Pharmacological Properties Of Vardenafil Hydrochloride

Brief introduction
Valdenafil hydrochloride is a first-line treatment for erectile dysfunction in men. Developed by Bayer AG in Germany, it was first listed in the United States in 2002. Like sildenafil, it belongs to the second generation of type 5 phosphodiesterase inhibitor, which takes effect very quickly, about 15-20 minutes. The effect is ten times stronger than sildenafil. Clinical data show that 50%~60% of male diabetes patients over 50 years old suffer from erectile dysfunction, and erectile dysfunction caused by nerve and blood vessel damage caused by diabetes is particularly difficult to treat.
Adverse reactions
As a one-time therapeutic drug, after oral administration about one hour before sexual life, the concentration of cGMP is increased by selectively inhibiting the effect of PDE5, blocking the degradation of cGMP induced by nitric oxide (NO) released after sexual stimulation, relaxing arterial smooth muscle, enhancing erectile function, and occasionally having adverse reactions such as headache, blushing, stomach discomfort, color vision disorder, etc.
Mechanism of action
Three selective phosphodiesterase type 5 (PDE5) inhibitors: sildenafil, vardenafil hydrochloride and tadalafil are first-line drugs for the treatment of ED; In terms of drug efficacy, safety, and tolerability, there was no significant difference between PDE5 inhibitors and apomorphine; Injecting prostaglandin E1 into the sponge is a second line treatment method for ED; The effectiveness of intraurethral administration of prostaglandin E1 is slightly worse than that of intracavernous injection of prostaglandin E1. The conclusion is that PDE5 inhibitors have the characteristics of effectiveness, good tolerance, and safety in the treatment of ED; The treatment methods of apomorphine, intracavernous injection of prostaglandin E1, and intraurethral administration of prostaglandin E1 are also effective and well tolerated.
Biological activity
Vardenafilhydrochloride is a highly selective, oral active, and effective phosphodiesterase 5 (PDE5) inhibitor with an IC50 of 0.7nM. Vardenafilhydrochloride has selectivity for PDE1 (180nM), PDE6 (11nM), PDE2, PDE3, and PDE4 (>1000nM). Vardenafilhydrochloride non competitively inhibits the hydrolysis of cyclic guanosine phosphate (cGMP), thereby increasing cGMP levels. Vardenafilhydrochloride can be used to study erectile dysfunction.
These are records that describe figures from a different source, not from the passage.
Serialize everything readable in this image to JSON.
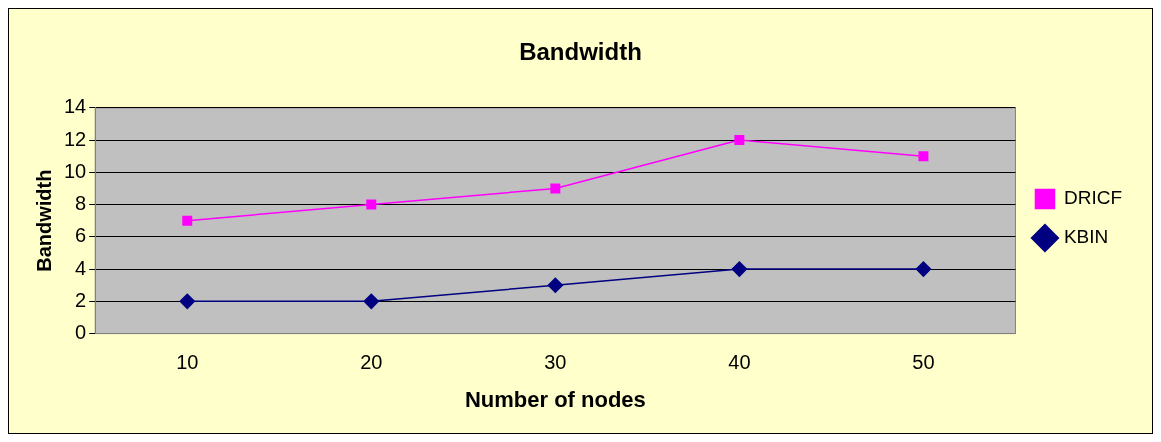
{
  "chart_data": {
    "type": "line",
    "title": "Bandwidth",
    "xlabel": "Number of nodes",
    "ylabel": "Bandwidth",
    "categories": [
      "10",
      "20",
      "30",
      "40",
      "50"
    ],
    "series": [
      {
        "name": "DRICF",
        "color": "#ff00ff",
        "marker": "square",
        "values": [
          7,
          8,
          9,
          12,
          11
        ]
      },
      {
        "name": "KBIN",
        "color": "#000080",
        "marker": "diamond",
        "values": [
          2,
          2,
          3,
          4,
          4
        ]
      }
    ],
    "ylim": [
      0,
      14
    ],
    "yticks": [
      0,
      2,
      4,
      6,
      8,
      10,
      12,
      14
    ],
    "grid": "y",
    "legend": "right"
  }
}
Pharmacological properties
Vardenafil enhances the natural response to sexual stimulation by inhibiting the degradation of cGMP by phosphodiesterase type 5 (PDE5) in the human penile sponge, increasing the release of endogenous nitric oxide in the sponge under sexual stimulation.
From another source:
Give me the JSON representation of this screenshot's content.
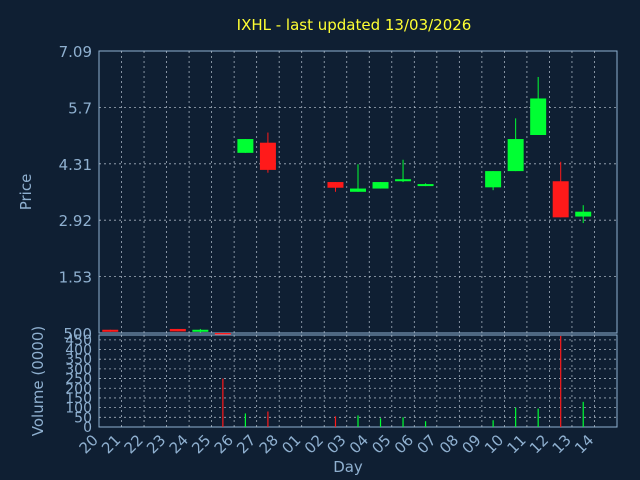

Vardenafil is a highly selective PDE-5 enzyme inhibitor that primarily exerts therapeutic effects by specifically inhibiting the activity of PDE-5 enzymes, leading to penile erection. Compared with similar products, this drug has the characteristics of fast onset, sustained and reliable efficacy, high erection quality, and good safety. After taking vardenafil, the clinical report showed that 35% of the patients took effect in 15 minutes, the effective rate in 30 minutes to 1 hour was 81%, and the half-life was equal to sildenafil. Compared with sildenafil and silex (tadanafil), vardenafil has advantages and disadvantages in PDE-5 inhibitors: the IC50 of tadanafil, the PDE-5 inhibitor, is 0.9 nM `~6.7 nM, and the IC50 of vardenafil is 0.1 Nm~0.7 nM. Obviously, vardenafil has 5 times more inhibitory capacity on PDE-5 than sildenafil. The selective binding ability of PDE-5 inhibitors to other PDE isoenzymes (such as PDE1-4, PDE7-10, and PDE-5) is not significantly different, but exists for PDE-6.
Matters needing attention
1. Patients with allergic symptoms to any component of the drug (active or inactive) are prohibited.
2. Similar to the mechanism of action of PDE inhibitors in the NO/cGMP pathway, PDE5 inhibitors may enhance the antihypertensive effect of nitrate drugs. Therefore, patients taking nitrate or nitric oxide donor therapy should avoid using vardenafil simultaneously.
3. Avoid the simultaneous use of HIV protein kinase inhibitors indinavir or ritonavir and vardenafil, as they are powerful CYP3A4 inhibitors.